Toplumsal hayatın ayrılmaz bir parçası konumuna gelen kitle iletişim araçlarından biri sayılabilecek sinema, sosyal ve kültürel hayat üzerinden toplumsal yapıyla çok canlı bir şekilde etkileşim halindedir. Çünkü sinema, teknolojik bir imkân olma vasfının üzerine çıkarak insanlar için önemli ve toplumsal hayata müdahale edebilen bir kurum olabilme kapasitesine sahiptir. Bu özelliğiyle sinema, izleyicilerinin ihtiyaçlarını göz önünde bulundurduğu yapımlarla gündelik hayat, kişisel tutum ve davranışların oluşumu ve sosyalleşme gibi geniş bir yelpazede etkinlik alanı oluşturmaktadır.

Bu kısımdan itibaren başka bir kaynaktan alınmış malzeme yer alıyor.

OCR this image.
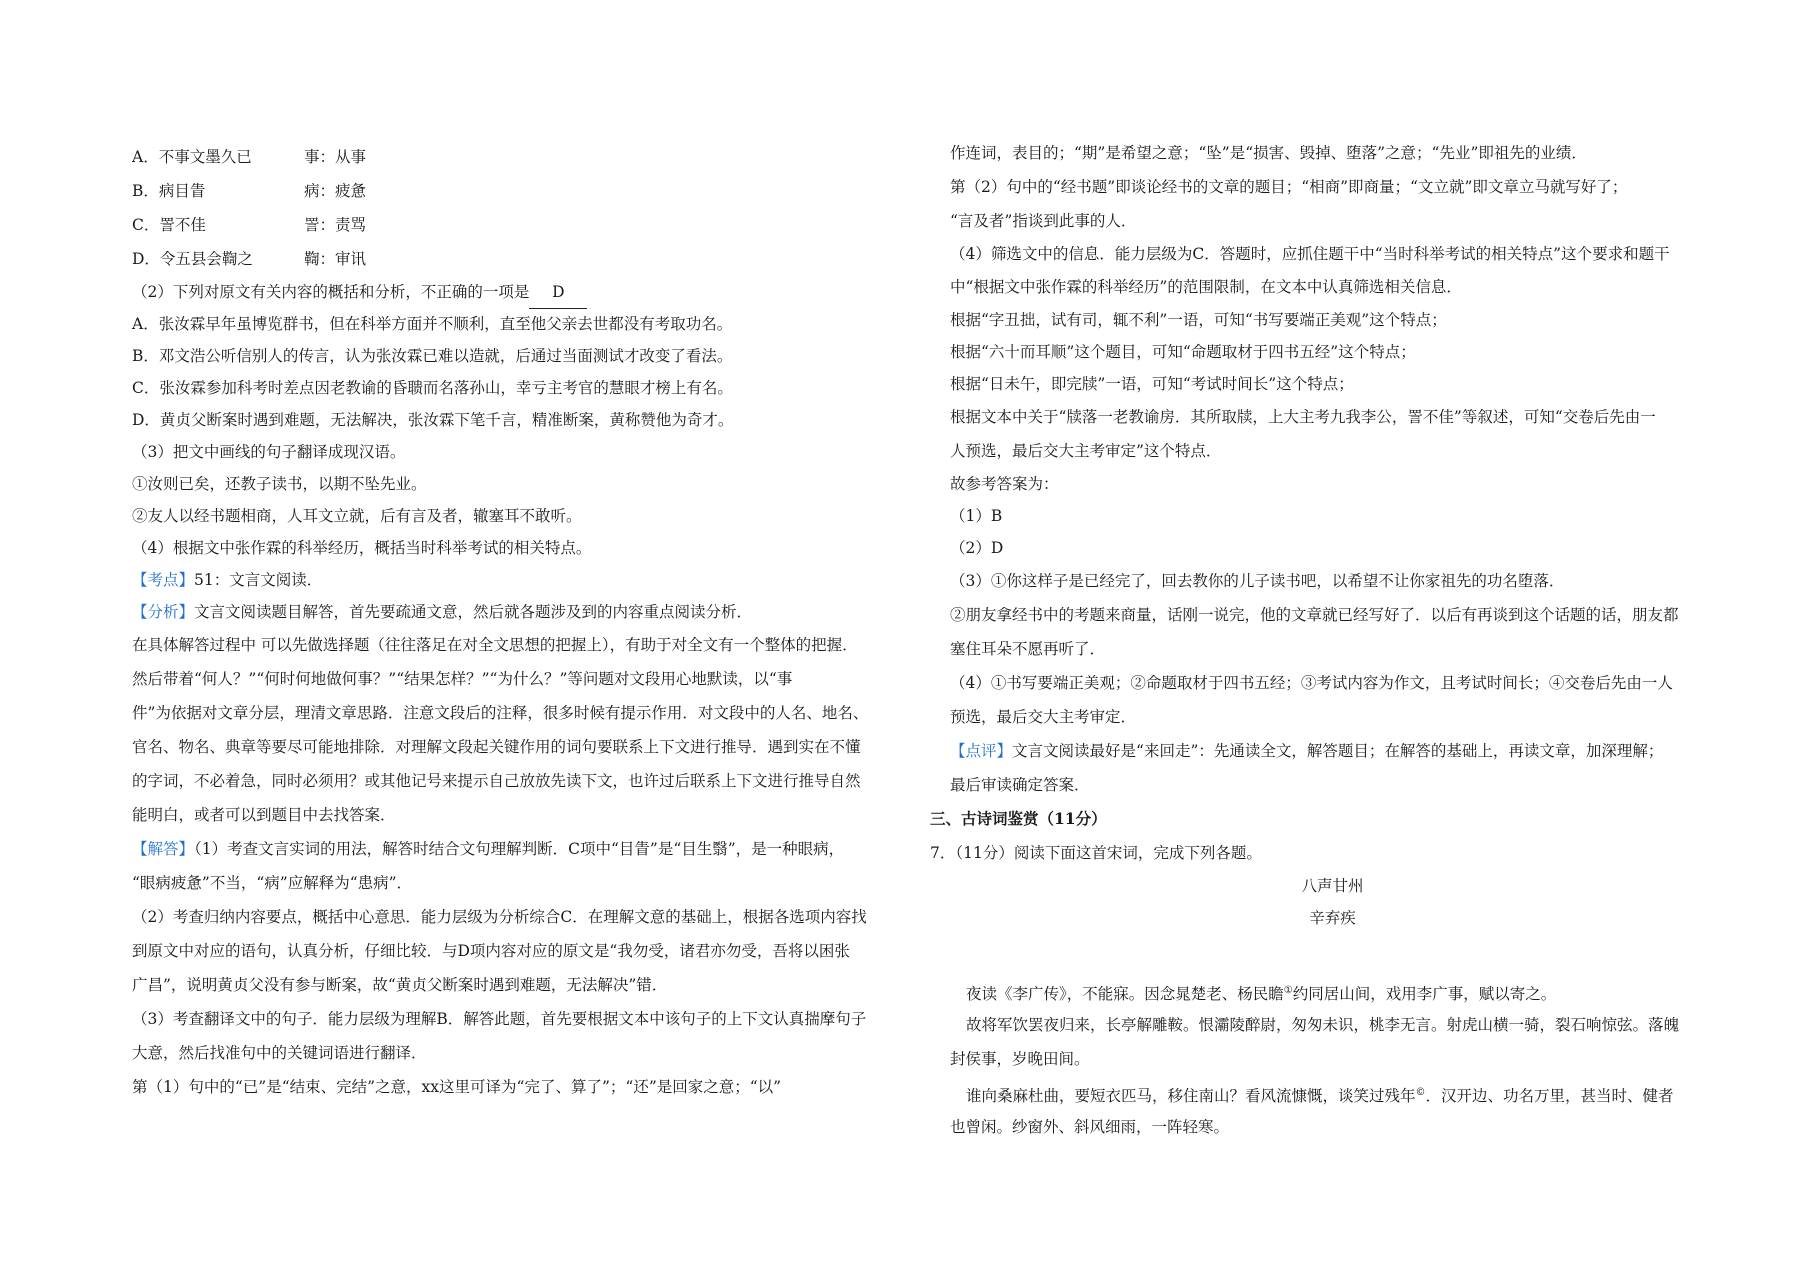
A．不事文墨久已	事：从事
B．病目眚	病：疲惫
C．詈不佳	詈：责骂
D．令五县会鞫之	鞫：审讯
（2）下列对原文有关内容的概括和分析，不正确的一项是 D
A．张汝霖早年虽博览群书，但在科举方面并不顺利，直至他父亲去世都没有考取功名。
B．邓文浩公听信别人的传言，认为张汝霖已难以造就，后通过当面测试才改变了看法。
C．张汝霖参加科考时差点因老教谕的昏聩而名落孙山，幸亏主考官的慧眼才榜上有名。
D．黄贞父断案时遇到难题，无法解决，张汝霖下笔千言，精准断案，黄称赞他为奇才。
（3）把文中画线的句子翻译成现汉语。
①汝则已矣，还教子读书，以期不坠先业。
②友人以经书题相商，人耳文立就，后有言及者，辙塞耳不敢听。
（4）根据文中张作霖的科举经历，概括当时科举考试的相关特点。
【考点】51：文言文阅读．
【分析】文言文阅读题目解答，首先要疏通文意，然后就各题涉及到的内容重点阅读分析．
在具体解答过程中 可以先做选择题（往往落足在对全文思想的把握上），有助于对全文有一个整体的把握．
然后带着“何人？”“何时何地做何事？”“结果怎样？”“为什么？”等问题对文段用心地默读，以“事
件”为依据对文章分层，理清文章思路．注意文段后的注释，很多时候有提示作用．对文段中的人名、地名、
官名、物名、典章等要尽可能地排除．对理解文段起关键作用的词句要联系上下文进行推导．遇到实在不懂
的字词，不必着急，同时必须用？或其他记号来提示自己放放先读下文，也许过后联系上下文进行推导自然
能明白，或者可以到题目中去找答案．
【解答】（1）考查文言实词的用法，解答时结合文句理解判断．C项中“目眚”是“目生翳”，是一种眼病，
“眼病疲惫”不当，“病”应解释为“患病”．
（2）考查归纳内容要点，概括中心意思．能力层级为分析综合C．在理解文意的基础上，根据各选项内容找
到原文中对应的语句，认真分析，仔细比较．与D项内容对应的原文是“我勿受，诸君亦勿受，吾将以困张
广昌”，说明黄贞父没有参与断案，故“黄贞父断案时遇到难题，无法解决”错．
（3）考查翻译文中的句子．能力层级为理解B．解答此题，首先要根据文本中该句子的上下文认真揣摩句子
大意，然后找准句中的关键词语进行翻译．
第（1）句中的“已”是“结束、完结”之意，xx这里可译为“完了、算了”；“还”是回家之意；“以”
作连词，表目的；“期”是希望之意；“坠”是“损害、毁掉、堕落”之意；“先业”即祖先的业绩．
第（2）句中的“经书题”即谈论经书的文章的题目；“相商”即商量；“文立就”即文章立马就写好了；
“言及者”指谈到此事的人．
（4）筛选文中的信息．能力层级为C．答题时，应抓住题干中“当时科举考试的相关特点”这个要求和题干
中“根据文中张作霖的科举经历”的范围限制，在文本中认真筛选相关信息．
根据“字丑拙，试有司，辄不利”一语，可知“书写要端正美观”这个特点；
根据“六十而耳顺”这个题目，可知“命题取材于四书五经”这个特点；
根据“日未午，即完牍”一语，可知“考试时间长”这个特点；
根据文本中关于“牍落一老教谕房．其所取牍，上大主考九我李公，詈不佳”等叙述，可知“交卷后先由一
人预选，最后交大主考审定”这个特点．
故参考答案为：
（1）B
（2）D
（3）①你这样子是已经完了，回去教你的儿子读书吧，以希望不让你家祖先的功名堕落．
②朋友拿经书中的考题来商量，话刚一说完，他的文章就已经写好了．以后有再谈到这个话题的话，朋友都
塞住耳朵不愿再听了．
（4）①书写要端正美观；②命题取材于四书五经；③考试内容为作文，且考试时间长；④交卷后先由一人
预选，最后交大主考审定．
【点评】文言文阅读最好是“来回走”：先通读全文，解答题目；在解答的基础上，再读文章，加深理解；
最后审读确定答案．
三、古诗词鉴赏（11分）
7．（11分）阅读下面这首宋词，完成下列各题。
八声甘州
辛弃疾
夜读《李广传》，不能寐。因念晁楚老、杨民瞻①约同居山间，戏用李广事，赋以寄之。
故将军饮罢夜归来，长亭解雕鞍。恨灞陵醉尉，匆匆未识，桃李无言。射虎山横一骑，裂石响惊弦。落魄
封侯事，岁晚田间。
谁向桑麻杜曲，要短衣匹马，移住南山？看风流慷慨，谈笑过残年©．汉开边、功名万里，甚当时、健者
也曾闲。纱窗外、斜风细雨，一阵轻寒。
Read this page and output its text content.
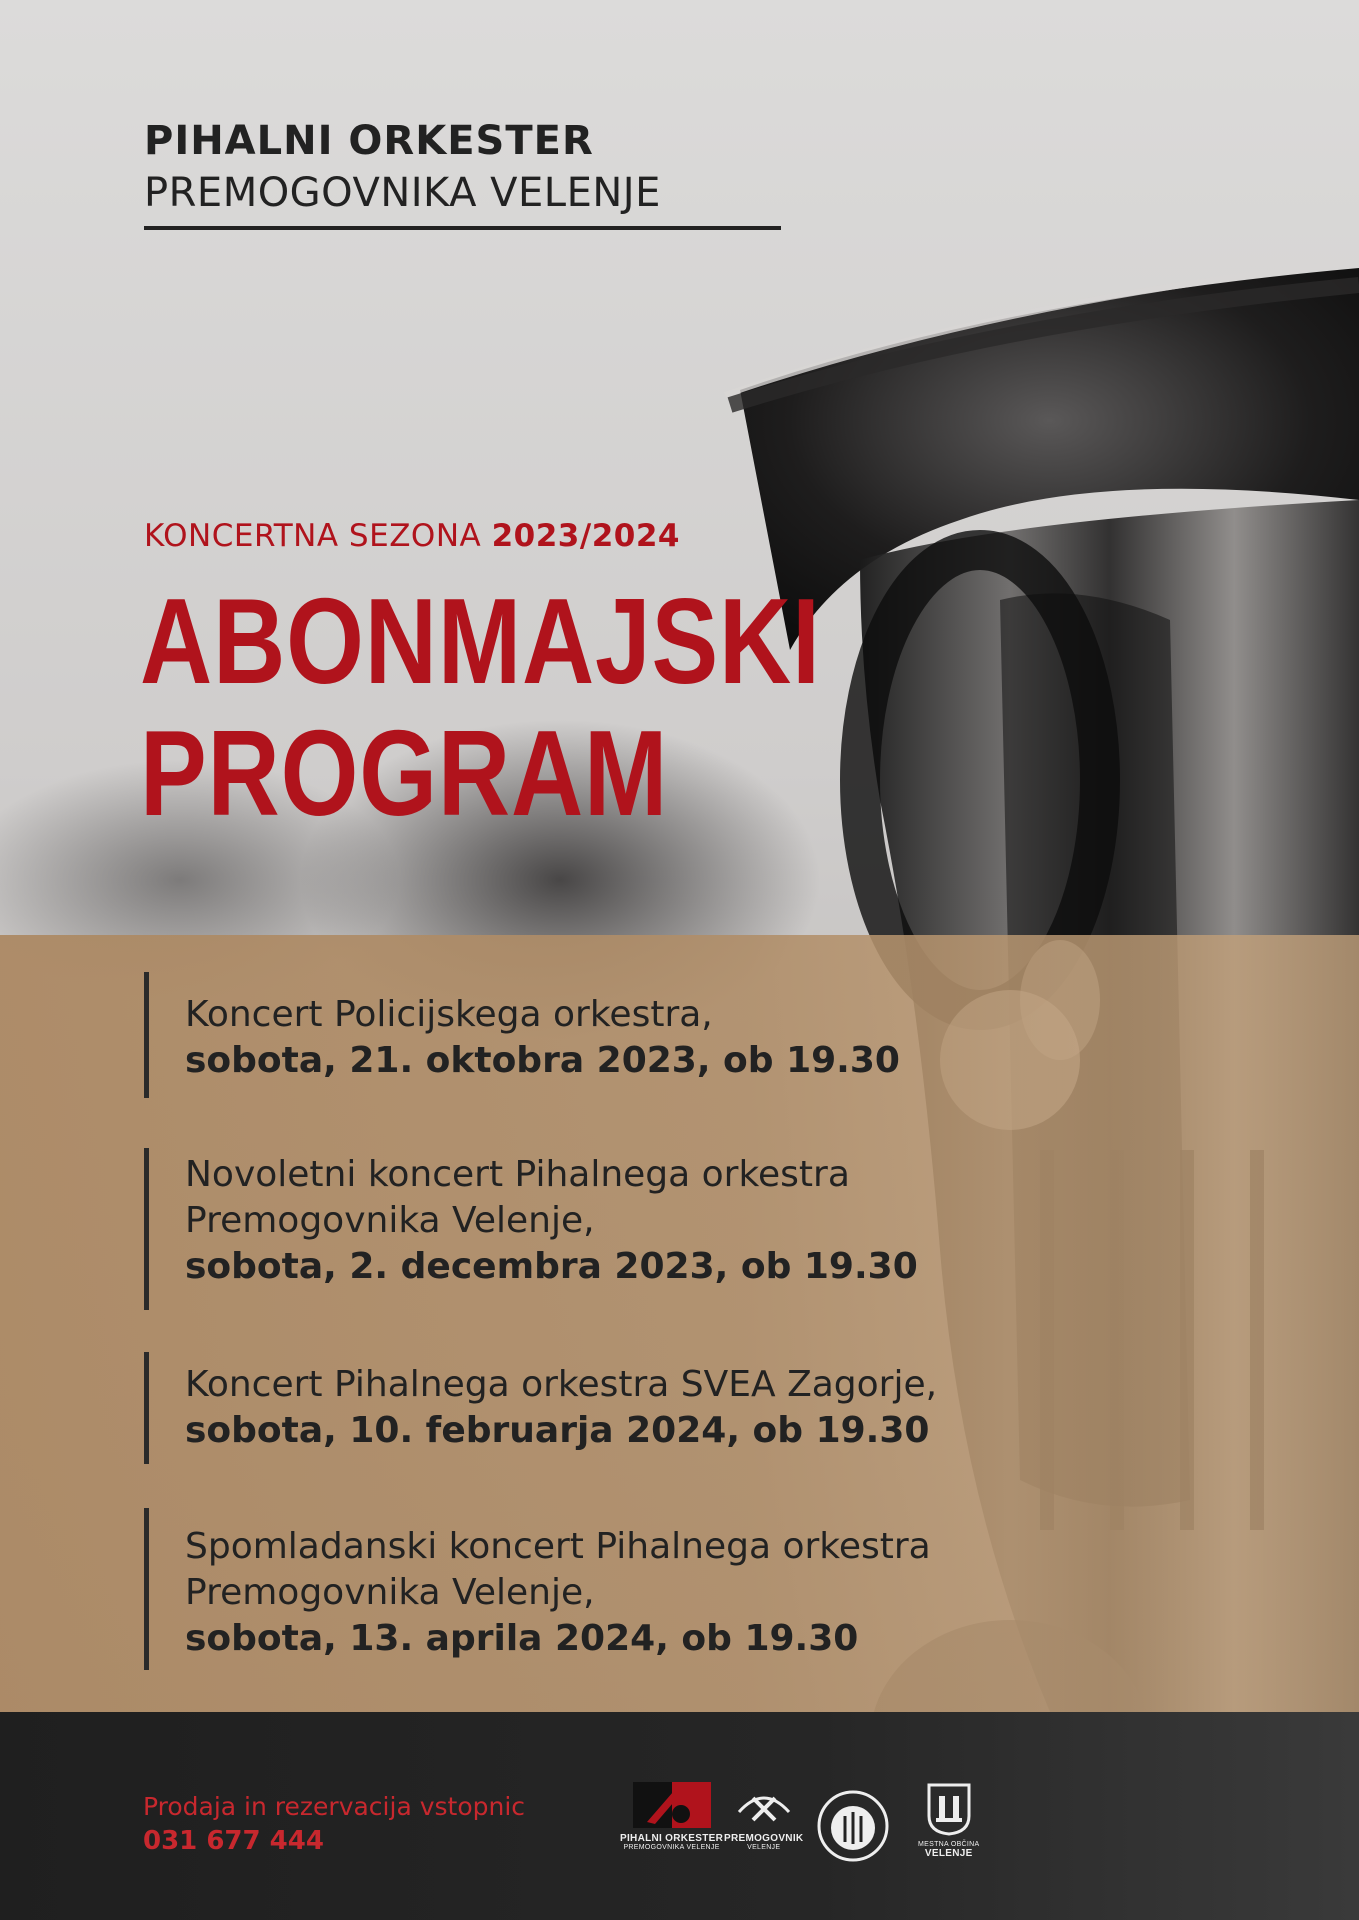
PIHALNI ORKESTER
PREMOGOVNIKA VELENJE
KONCERTNA SEZONA 2023/2024
ABONMAJSKI
PROGRAM
Koncert Policijskega orkestra,
sobota, 21. oktobra 2023, ob 19.30
Novoletni koncert Pihalnega orkestra
Premogovnika Velenje,
sobota, 2. decembra 2023, ob 19.30
Koncert Pihalnega orkestra SVEA Zagorje,
sobota, 10. februarja 2024, ob 19.30
Spomladanski koncert Pihalnega orkestra
Premogovnika Velenje,
sobota, 13. aprila 2024, ob 19.30
Prodaja in rezervacija vstopnic
031 677 444	PIHALNI ORKESTER
PREMOGOVNIKA VELENJE
PREMOGOVNIK
VELENJE	MESTNA OBČINA
VELENJE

Ayrıca sinema filmleri, kültür, sanat, siyaset, eğlence, edebiyat, din ve sosyo-ekonomik alanlarda dikkat çekici örnekleriyle, gündem oluşturabilme potansiyeli de taşımaktadır.

Hemen hemen tüm filmlerde din olgusu mutlaka var, bunun sebebi nedir?
 Din olgusu, sinemanın ana temalarından biridir. Yönetmenlerin dünya görüşüyle birleşen din olgusu sinemada farklı yüzlerle karşımıza çıkar. Türk sinema tarih de din temasını daha ilk filmlerde konu etmeye başlamıştır. Bugün bile din sinemamız için önemli bir malzemedir. Üzücü olan ise, sinema ve din gibi önemli bir konuda yeterince araştırmalar yapılmamasıdır. Türk sinemasında din çok farklı şekillerde karşımıza çıkıyor. Bazen din kötülenirken bazen de gereğinden fazla abartılmıştır. İlk dönem Türk sinemasında din, dindarlık ve din adamı konusu, dönemin siyasal ve kültürel yapılanmalarına göre şekillenmektedir.

EN ÇOK HAKSIZLIĞA UĞRAYANLAR MÜSLÜMANLAR OLMUŞTUR

Hocam bir makalenizde ABD yapılan filmler üzerinde bir araştırmaya yer  vermişsiniz ve orada İslam’ın ne kadar kötü olduğu filmlerde işlendiğini söylüyorsunuz… Özellikle 2001 yılında yapılan araştırma sonuçları çok vahim… Bu konuda görüşleriniz nelerdir hocam… Bizim bu duruma karşı ne yapmamız lazım?
 
1942 yılında ABD Başkanı Franklin Roosewelt’in John Ford ve Frank Capra gibi yönetmenlere film siparişi vermesi ile başlayan Hollywood-Washington stratejik ortaklığı sıkı bir ilişki olarak günümüzde de devam etmektedir. Hollywood filmleri, düşmanlar üreterek (Koreli, Vietnamlı, Rus, Müslüman) Amerikan dış siyasetine meşru zemin hazırlamaktadır. Ayrıca yapılan zulümler (Irak, Filistin, Afganistan) ve yenilgiler (Vietnam) bu filmler vasıtasıyla yeniden üretilerek ortadan kaldırılmakta, tarihi gerçekler tahrif edilmektedir.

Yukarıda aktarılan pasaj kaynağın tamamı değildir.